Beck is puzzled as to why absolutely no software services company was interested in his idea. He then goes on to explain and prove that, in he general case, service companies don't see increasing the skills of their workforce as a good investment. Note that I'm not passing any judgement on whether his “Responsible Design” idea actually makes sense or not. The relevant information here is that he could not find anyone interested in his idea among software services companies, but software product companies were interested in it.

This is strange. The same service companies that are ready to push the next set of industry buzzwords lead by the next wave of luminaries are not interested in Beck's ideas.

Perhaps he does not want to raise hard feelings against him in the software services community. Perhaps he is somewhat blinded into thinking that the problem lies in his proposition. Perhaps he just wants the reader to extract his or her own conclusions. Since Beck is both an intelligent person and obviously not ignorant of the evolution and state of the software industry, I'm taking that as an invitation to extract my own conclusions. Here they are.

In my view, his model depicts exactly the core business model of any large service company, and the reason all of them are in demise. That is, investing in skills is simply not as profitable as increasing the quantity of cheaper resources they provide to the customers. They know and assume a high turnover rate at the bottom (or "burn rate" as they call it) and keep senior staff at the minimum level to prevent disasters.

Many years ago, software services companies reached market saturation in their big accounts. There was simply no more room to employ more staff in big accounts. To further expand and grew, they started to look for smaller accounts, using the reputation acquired in the biggest ones for commitment, delivery and responsiveness. They were competing in that market with the smaller, possibly local, software services companies, Their value proposition basically said “yes, we're a bit more expensive, but you are getting quality and experience beyond the local players” And many smaller accounts bought that argument.

But that has not turned out to be true. You know that if you've experienced it. You hired a global services company because you were sold on the idea that they could access a level of knowledge and experience way beyond you could on your own. You were sold on the idea that their resources were skilled and experienced beyond anything you could have in your own organization. But you did not got any of that.

This is because the number of senior level people now is so small that they have started to decrease their quality of service to their "lower valued" customers. It is very frustrating for someone who is not in their "big fish" pond to know that they have the right people for the job at hand, yet you'll never see them as they are allocated to accounts bigger than yours or even idle, but not able to work on your project because its budget is not big enough to reach the profit levels that these senior resources are supposed to generate.

The irony is that those smaller customers have been their source of growth for a long time. Instead of looking of ways to increase their business with existing customers (pretty hard in current economic environment) or expand their market (much harder than the previous one) they start reducing overheads. The next logical step in order to keep profit levels is getting rid of more senior people. If you do this enough times, and many of those companies have done it at least once per year in the last three years, you introduce the same quality problem in their highest valued customers.

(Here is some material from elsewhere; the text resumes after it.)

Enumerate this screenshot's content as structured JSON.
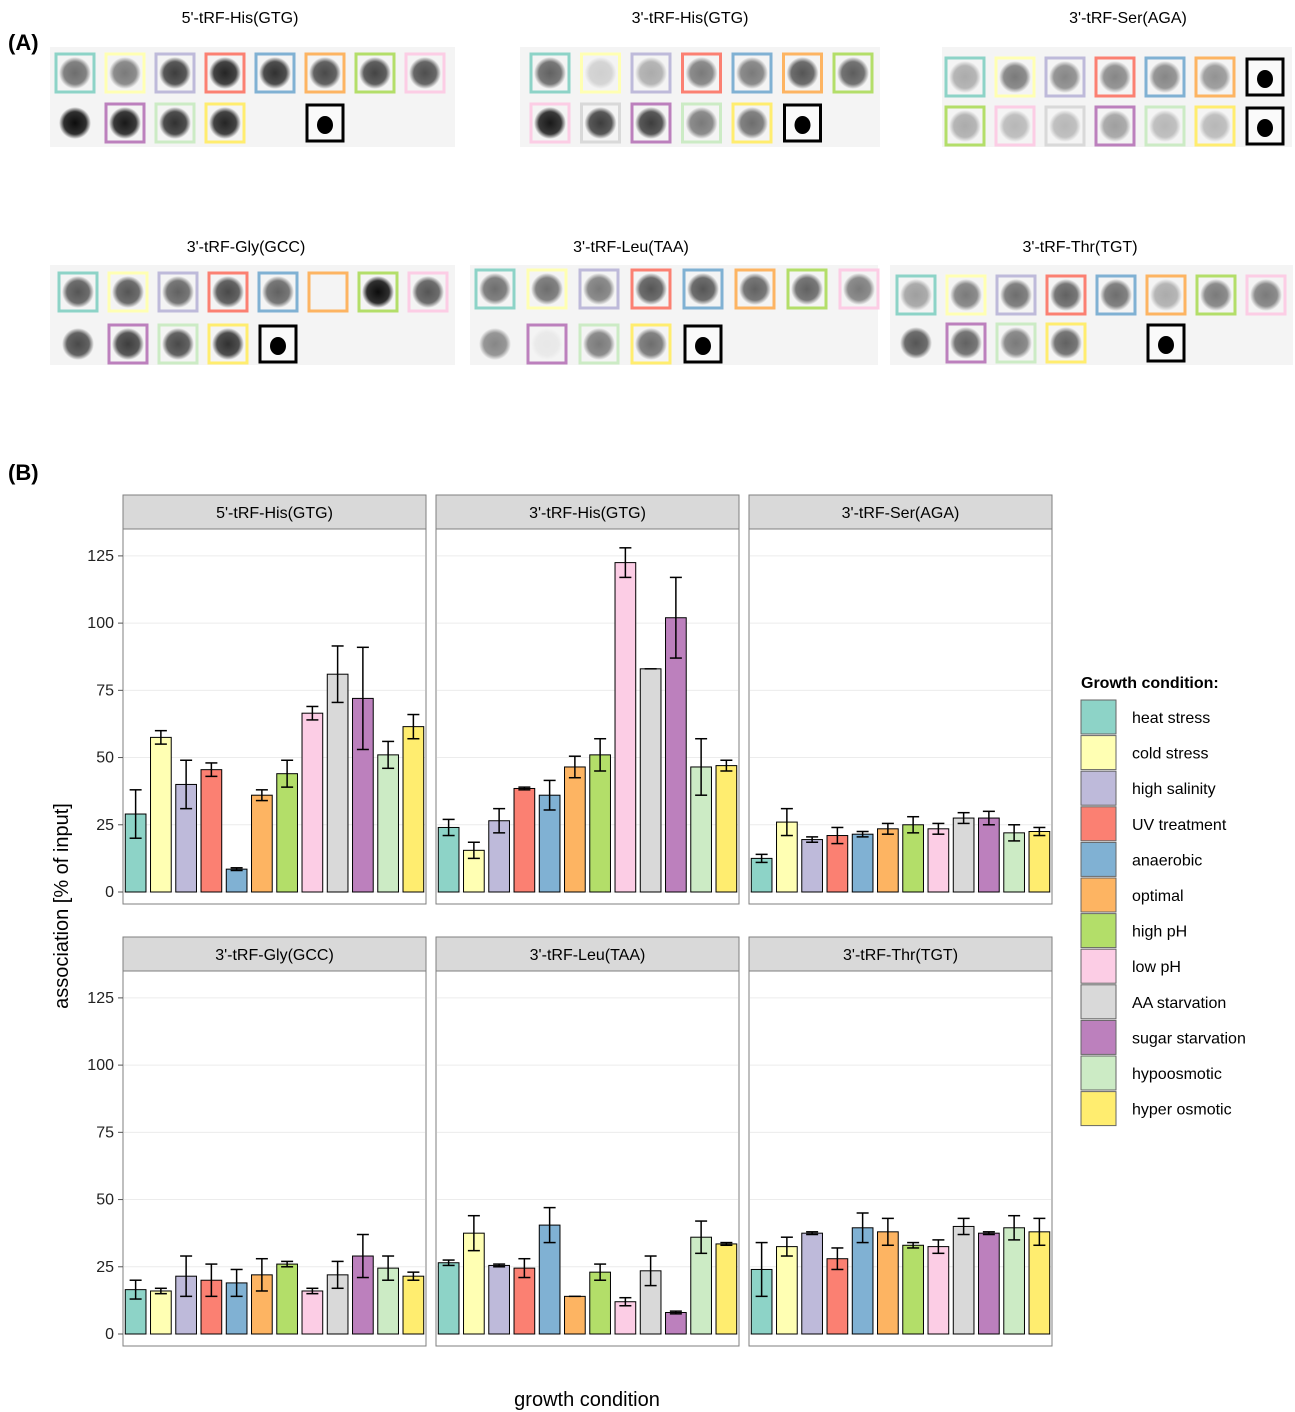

All the above is already happening. The ratio of senior vs. junior resources is approaching zero. This is creating an opportunity for smaller size operations where quality and customer satisfaction is actually in their core values, as opposed to short term profit. For them, any investment in skills has a payback in the long run, either in increased volume with existing customers or expanded market share and increased employee retention. Whether they will buy into Beck's ideas is anotter matter, but at least they will hear him.